Rapport 2016 du CESE : La croissance crée de moins en moins d’emplois
Durant la période 2003-2006, un point de croissance additionnel permettait de créer plus de 38.000 emplois. Cette performance a baissé de façon continue pour atteindre 25.000 emplois par point de croissance entre 2007 et 2011, puis 12.000 entre 2012 et 2015.
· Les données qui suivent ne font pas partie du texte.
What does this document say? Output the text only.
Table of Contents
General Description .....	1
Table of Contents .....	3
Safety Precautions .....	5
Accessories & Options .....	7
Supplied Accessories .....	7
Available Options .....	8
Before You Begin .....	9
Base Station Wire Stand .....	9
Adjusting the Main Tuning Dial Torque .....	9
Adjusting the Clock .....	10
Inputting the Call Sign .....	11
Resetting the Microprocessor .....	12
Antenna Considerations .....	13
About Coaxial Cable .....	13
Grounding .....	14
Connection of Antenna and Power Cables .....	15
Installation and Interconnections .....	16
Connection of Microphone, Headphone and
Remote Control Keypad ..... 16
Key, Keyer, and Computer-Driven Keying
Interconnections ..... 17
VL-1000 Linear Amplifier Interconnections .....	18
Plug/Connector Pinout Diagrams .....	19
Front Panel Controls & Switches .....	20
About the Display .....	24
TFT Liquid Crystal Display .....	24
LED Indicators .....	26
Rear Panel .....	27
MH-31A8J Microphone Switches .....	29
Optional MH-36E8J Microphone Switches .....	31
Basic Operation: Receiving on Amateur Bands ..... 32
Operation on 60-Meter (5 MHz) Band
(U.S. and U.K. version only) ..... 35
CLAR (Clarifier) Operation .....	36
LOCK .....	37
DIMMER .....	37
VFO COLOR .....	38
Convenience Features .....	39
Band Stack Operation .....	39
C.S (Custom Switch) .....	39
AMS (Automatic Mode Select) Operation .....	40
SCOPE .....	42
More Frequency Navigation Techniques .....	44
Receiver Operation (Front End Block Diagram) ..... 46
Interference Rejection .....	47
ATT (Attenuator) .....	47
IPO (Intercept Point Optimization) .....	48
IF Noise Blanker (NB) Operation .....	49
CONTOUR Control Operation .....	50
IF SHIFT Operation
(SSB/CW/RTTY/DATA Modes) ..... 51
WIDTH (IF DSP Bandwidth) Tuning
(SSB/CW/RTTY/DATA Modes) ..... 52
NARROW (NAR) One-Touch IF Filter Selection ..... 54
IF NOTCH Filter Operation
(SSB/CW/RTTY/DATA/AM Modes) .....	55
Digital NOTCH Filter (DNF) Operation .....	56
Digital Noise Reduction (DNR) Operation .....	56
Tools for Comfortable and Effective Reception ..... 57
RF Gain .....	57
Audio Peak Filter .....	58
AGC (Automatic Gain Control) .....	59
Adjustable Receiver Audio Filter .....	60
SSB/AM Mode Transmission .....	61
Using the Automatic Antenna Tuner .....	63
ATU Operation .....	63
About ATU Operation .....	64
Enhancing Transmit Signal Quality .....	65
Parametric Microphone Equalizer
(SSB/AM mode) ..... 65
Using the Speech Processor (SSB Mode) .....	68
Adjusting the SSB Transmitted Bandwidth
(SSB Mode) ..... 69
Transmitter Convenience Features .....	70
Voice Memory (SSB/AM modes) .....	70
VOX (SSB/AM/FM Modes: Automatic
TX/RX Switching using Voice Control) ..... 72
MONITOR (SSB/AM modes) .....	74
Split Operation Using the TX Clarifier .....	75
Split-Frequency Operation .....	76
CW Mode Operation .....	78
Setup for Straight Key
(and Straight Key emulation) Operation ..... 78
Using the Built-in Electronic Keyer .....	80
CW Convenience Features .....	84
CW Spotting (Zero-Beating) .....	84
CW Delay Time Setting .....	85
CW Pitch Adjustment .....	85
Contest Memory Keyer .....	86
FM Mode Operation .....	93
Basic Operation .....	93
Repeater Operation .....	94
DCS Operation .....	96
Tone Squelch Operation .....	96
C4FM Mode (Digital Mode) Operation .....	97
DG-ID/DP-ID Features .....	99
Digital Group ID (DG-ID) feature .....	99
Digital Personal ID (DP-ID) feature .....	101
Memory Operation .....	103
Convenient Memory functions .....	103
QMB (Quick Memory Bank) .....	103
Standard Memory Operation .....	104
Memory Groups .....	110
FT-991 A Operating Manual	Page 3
Le Conseil économique, social et environnemental (CESE) vient de rendre public son apport annuel 2016 dans lequel il évalue la situation économique, sociale et environnementale du pays. Par les prérogatives qui lui sont octroyées, le CESE jette un regard sans compromission sur les problématiques auxquelles le Maroc est confronté sans faire l’impasse sur les aspects positifs. Il faut dire aussi que le CESE est une institution qui se veut indépendante dans le sens où elle n’est soumise à aucun lobbying gouvernemental ou autre. Cela aide à montrer le cap aux politiques publiques très souvent prises dans l’étau de l’urgence et des considérations politiciennes. Le fait de savoir par exemple que la demande intérieure en 2016 a joué le rôle d’amortisseur pour l’économie nationale devrait inciter le gouvernement à renforcer les mesures d’encouragement et pour les entreprises qui investissent et pour les contribuables qui consomment. À plus forte raison au vu de la contribution des exportations nettes à la croissance, comme étayé dans le rapport, qui a été négative en 2016 (- 4,7 points), après une contribution positive en 2015. En revanche, la demande intérieure a augmenté à un rythme soutenu, de l’ordre de 5,5%, contre 1,9% un an auparavant et sa contribution à la croissance a connu une progression de 5,9 points, au lieu de 2,1 en 2015.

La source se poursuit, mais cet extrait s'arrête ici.